Detect: iterating the stream yields far fewer examples than the dataset documentation claims; next(iter(ds)) works but the stream ends after the first shard.
Fix: list shard files explicitly in data_files rather than using a glob; or use non-streaming mode with load_dataset(..., split="train") and verify len(ds) matches the expected count.
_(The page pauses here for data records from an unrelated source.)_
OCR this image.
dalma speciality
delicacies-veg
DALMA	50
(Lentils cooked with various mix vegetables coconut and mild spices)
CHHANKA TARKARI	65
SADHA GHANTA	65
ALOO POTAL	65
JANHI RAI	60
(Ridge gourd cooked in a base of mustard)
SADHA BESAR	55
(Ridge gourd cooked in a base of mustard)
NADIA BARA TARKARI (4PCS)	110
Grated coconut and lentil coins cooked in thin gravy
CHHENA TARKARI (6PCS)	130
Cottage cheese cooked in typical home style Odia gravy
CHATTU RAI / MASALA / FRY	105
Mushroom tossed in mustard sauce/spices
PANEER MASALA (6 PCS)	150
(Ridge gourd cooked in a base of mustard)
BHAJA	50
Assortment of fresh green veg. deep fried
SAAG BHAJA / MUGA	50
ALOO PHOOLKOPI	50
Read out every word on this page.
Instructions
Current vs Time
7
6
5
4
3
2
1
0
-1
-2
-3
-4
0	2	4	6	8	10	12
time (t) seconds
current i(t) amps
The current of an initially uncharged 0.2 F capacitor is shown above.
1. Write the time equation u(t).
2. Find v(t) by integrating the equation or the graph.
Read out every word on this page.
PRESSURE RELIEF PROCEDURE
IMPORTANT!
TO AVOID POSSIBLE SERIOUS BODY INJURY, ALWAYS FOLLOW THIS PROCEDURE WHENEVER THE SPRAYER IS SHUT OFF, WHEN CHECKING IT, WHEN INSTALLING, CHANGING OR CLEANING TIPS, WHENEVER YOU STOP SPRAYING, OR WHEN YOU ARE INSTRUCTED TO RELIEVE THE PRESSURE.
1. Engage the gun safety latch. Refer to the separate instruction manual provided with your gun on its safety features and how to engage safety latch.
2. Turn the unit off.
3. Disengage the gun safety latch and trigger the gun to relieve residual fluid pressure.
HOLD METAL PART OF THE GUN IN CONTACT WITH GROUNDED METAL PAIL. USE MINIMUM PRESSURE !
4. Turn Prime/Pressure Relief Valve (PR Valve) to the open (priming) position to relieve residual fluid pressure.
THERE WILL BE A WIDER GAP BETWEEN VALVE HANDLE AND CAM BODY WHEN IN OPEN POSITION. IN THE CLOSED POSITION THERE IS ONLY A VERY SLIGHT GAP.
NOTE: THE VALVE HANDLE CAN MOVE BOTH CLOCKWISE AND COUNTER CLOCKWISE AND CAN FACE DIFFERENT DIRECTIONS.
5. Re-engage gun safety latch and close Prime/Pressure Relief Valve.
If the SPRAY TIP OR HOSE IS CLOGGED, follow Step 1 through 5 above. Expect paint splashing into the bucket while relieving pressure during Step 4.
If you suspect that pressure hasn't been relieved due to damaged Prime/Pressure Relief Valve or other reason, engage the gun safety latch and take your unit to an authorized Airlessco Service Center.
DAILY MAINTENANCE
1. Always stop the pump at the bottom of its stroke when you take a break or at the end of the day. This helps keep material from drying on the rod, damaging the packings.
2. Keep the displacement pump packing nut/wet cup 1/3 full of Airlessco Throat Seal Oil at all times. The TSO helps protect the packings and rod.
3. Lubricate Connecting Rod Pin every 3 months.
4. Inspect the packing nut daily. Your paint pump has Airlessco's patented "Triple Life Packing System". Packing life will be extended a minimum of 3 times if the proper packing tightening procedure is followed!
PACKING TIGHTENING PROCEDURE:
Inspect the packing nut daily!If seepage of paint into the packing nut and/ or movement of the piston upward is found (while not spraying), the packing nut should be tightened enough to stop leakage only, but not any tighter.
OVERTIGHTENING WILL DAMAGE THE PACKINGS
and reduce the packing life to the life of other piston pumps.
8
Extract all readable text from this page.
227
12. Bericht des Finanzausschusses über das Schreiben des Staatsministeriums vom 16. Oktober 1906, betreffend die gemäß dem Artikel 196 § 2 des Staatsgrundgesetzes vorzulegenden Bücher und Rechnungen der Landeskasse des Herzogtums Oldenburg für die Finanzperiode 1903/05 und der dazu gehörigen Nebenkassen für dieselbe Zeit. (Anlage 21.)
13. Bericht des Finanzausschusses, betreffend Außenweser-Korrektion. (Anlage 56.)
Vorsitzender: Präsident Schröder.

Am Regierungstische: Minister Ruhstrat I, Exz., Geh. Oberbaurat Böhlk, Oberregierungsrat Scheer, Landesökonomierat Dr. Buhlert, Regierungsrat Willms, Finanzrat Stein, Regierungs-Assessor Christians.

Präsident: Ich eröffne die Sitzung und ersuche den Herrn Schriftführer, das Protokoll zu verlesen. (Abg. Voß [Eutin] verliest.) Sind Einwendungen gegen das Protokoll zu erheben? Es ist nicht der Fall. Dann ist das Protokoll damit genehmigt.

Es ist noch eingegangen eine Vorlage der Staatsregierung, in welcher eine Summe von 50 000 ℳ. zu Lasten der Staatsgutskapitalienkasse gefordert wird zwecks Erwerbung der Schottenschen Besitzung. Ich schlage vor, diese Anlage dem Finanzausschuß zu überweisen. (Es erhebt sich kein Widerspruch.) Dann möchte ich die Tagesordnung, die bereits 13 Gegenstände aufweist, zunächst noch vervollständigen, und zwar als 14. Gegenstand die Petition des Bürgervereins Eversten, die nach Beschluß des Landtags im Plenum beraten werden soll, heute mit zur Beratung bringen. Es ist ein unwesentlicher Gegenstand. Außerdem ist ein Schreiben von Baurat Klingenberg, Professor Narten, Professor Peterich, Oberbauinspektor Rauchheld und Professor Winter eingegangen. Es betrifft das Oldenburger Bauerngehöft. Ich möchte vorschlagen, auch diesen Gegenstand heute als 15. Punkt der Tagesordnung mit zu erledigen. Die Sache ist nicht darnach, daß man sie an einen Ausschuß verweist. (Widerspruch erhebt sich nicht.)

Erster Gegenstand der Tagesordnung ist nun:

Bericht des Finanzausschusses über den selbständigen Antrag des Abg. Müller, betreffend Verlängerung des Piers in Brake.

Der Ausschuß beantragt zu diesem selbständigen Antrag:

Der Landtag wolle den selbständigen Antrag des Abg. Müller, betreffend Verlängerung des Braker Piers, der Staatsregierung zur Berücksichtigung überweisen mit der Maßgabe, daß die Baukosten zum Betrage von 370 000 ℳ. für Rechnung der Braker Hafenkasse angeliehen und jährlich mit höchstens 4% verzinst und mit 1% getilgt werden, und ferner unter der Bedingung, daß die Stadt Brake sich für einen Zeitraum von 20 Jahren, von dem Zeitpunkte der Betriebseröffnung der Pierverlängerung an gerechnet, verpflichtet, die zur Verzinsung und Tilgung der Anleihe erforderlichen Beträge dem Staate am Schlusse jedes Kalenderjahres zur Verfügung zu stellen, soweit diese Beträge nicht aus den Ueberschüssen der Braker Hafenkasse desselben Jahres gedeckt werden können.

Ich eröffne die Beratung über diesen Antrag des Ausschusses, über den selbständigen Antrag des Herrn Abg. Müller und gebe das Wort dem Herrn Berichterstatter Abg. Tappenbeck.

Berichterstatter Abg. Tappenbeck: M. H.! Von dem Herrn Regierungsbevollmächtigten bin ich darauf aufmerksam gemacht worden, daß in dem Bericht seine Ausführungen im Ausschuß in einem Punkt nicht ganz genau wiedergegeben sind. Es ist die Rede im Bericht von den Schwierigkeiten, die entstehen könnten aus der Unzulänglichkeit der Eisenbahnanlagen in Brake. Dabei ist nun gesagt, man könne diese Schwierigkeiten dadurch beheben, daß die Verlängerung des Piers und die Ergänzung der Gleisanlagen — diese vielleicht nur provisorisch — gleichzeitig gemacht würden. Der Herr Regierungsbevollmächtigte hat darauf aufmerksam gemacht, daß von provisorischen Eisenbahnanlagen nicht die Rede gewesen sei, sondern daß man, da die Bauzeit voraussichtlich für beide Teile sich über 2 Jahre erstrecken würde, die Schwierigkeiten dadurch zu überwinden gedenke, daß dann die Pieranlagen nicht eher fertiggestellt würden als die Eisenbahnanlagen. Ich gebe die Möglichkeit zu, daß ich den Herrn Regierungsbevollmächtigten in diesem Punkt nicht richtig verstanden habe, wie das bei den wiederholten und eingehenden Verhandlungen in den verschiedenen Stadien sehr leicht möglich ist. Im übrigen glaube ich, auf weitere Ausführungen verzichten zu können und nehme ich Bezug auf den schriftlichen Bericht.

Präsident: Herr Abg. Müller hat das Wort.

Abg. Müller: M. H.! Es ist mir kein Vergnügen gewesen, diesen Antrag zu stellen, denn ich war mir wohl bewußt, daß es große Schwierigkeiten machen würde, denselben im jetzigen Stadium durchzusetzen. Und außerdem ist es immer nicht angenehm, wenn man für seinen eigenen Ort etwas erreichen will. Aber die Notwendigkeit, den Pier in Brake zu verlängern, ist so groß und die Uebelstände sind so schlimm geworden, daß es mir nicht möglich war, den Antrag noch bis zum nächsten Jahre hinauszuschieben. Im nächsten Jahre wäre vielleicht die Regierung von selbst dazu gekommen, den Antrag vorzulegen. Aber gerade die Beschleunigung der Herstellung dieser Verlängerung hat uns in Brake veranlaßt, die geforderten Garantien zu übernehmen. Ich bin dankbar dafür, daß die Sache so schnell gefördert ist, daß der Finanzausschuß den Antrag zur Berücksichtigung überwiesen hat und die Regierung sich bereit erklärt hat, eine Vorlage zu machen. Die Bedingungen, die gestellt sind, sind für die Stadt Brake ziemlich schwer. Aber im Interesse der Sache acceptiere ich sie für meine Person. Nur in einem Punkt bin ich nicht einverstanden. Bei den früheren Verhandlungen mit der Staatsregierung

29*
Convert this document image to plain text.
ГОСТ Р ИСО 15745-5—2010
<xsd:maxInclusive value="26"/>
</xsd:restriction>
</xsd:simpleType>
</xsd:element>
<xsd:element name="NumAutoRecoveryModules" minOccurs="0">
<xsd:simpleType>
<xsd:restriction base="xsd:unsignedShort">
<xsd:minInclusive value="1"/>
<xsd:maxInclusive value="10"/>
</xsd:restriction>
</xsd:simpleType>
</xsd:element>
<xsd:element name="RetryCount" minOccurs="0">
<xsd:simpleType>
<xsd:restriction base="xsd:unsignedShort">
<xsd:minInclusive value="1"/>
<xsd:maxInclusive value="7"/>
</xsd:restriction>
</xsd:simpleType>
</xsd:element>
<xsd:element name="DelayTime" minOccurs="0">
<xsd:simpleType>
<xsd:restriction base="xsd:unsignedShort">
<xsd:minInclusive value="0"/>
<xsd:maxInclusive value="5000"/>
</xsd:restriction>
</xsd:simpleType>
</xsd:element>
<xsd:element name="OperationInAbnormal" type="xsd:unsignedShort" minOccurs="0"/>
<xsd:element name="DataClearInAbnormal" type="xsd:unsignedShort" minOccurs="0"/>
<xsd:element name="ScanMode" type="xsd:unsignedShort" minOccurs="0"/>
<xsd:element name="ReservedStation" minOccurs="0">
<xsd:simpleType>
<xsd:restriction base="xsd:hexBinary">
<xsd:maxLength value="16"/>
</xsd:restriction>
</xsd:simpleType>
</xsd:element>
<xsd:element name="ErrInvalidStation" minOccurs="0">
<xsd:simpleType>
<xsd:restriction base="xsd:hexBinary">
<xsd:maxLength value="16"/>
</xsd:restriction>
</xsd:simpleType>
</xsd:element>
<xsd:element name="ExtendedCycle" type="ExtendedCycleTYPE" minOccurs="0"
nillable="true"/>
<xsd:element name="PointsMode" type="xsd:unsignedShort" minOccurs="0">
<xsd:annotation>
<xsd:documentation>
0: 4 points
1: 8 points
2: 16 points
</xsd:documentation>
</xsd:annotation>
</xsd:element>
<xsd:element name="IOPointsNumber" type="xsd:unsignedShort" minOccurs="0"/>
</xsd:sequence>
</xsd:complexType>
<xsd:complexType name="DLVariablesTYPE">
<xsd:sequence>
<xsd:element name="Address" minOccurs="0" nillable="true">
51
push_to_hub uploads a dataset that looks correct locally but has all string columns truncated to 512 characters because the features schema was auto-inferred
Why: when features is not explicitly specified, push_to_hub auto-infers column types from the first batch; if the first batch has responses under 512 characters, the schema infers Value("string") with a length hint, silently truncating longer values during serialisation.
Detect: downloading the dataset from the Hub shows response values truncated mid-sentence; comparing the Hub version to the local version reveals the truncation.
Fix: explicitly define Features({"instruction": Value("string"), "response": Value("string")}) when creating the dataset; Value("string") in HuggingFace datasets has no length limit when schema is explicit.

MinHash deduplication removes semantically distinct examples that share a high word-overlap because the hash is computed on unigrams only
Why: MinHash with unigrams is sensitive to shared boilerplate vocabulary (e.g., "The capital of X is Y" across many geography questions); two semantically different instructions with high common word overlap are incorrectly classified as duplicates and one is removed.
Detect: after deduplication, the dataset loses coverage of specific domains (e.g., all geography questions removed); inspecting removed pairs shows they are semantically distinct despite high ROUGE overlap.
Fix: use 2-gram or 3-gram MinHash shingles to capture phrase-level similarity; or use a combination of MinHash for near-duplicates and an embedding similarity threshold to catch only true duplicates.

Connections

data/rlhf-datasets — RLHF-specific preference datasets in detail
data/distilabel — Argilla's library for synthetic data pipelines
fine-tuning/rlhf-dpo — how preference datasets are used for DPO and RLHF training
fine-tuning/frameworks — TRL, Axolotl, Unsloth consume these datasets for training
python/polars-duckdb — Polars and DuckDB for fast dataset preprocessing at scale
evals/benchmarks — HumanEval, MBPP, SWE-bench are datasets repurposed as benchmarks

Open Questions

What data quality issues does this approach fail to detect?
When does this pipeline design become a bottleneck at production scale?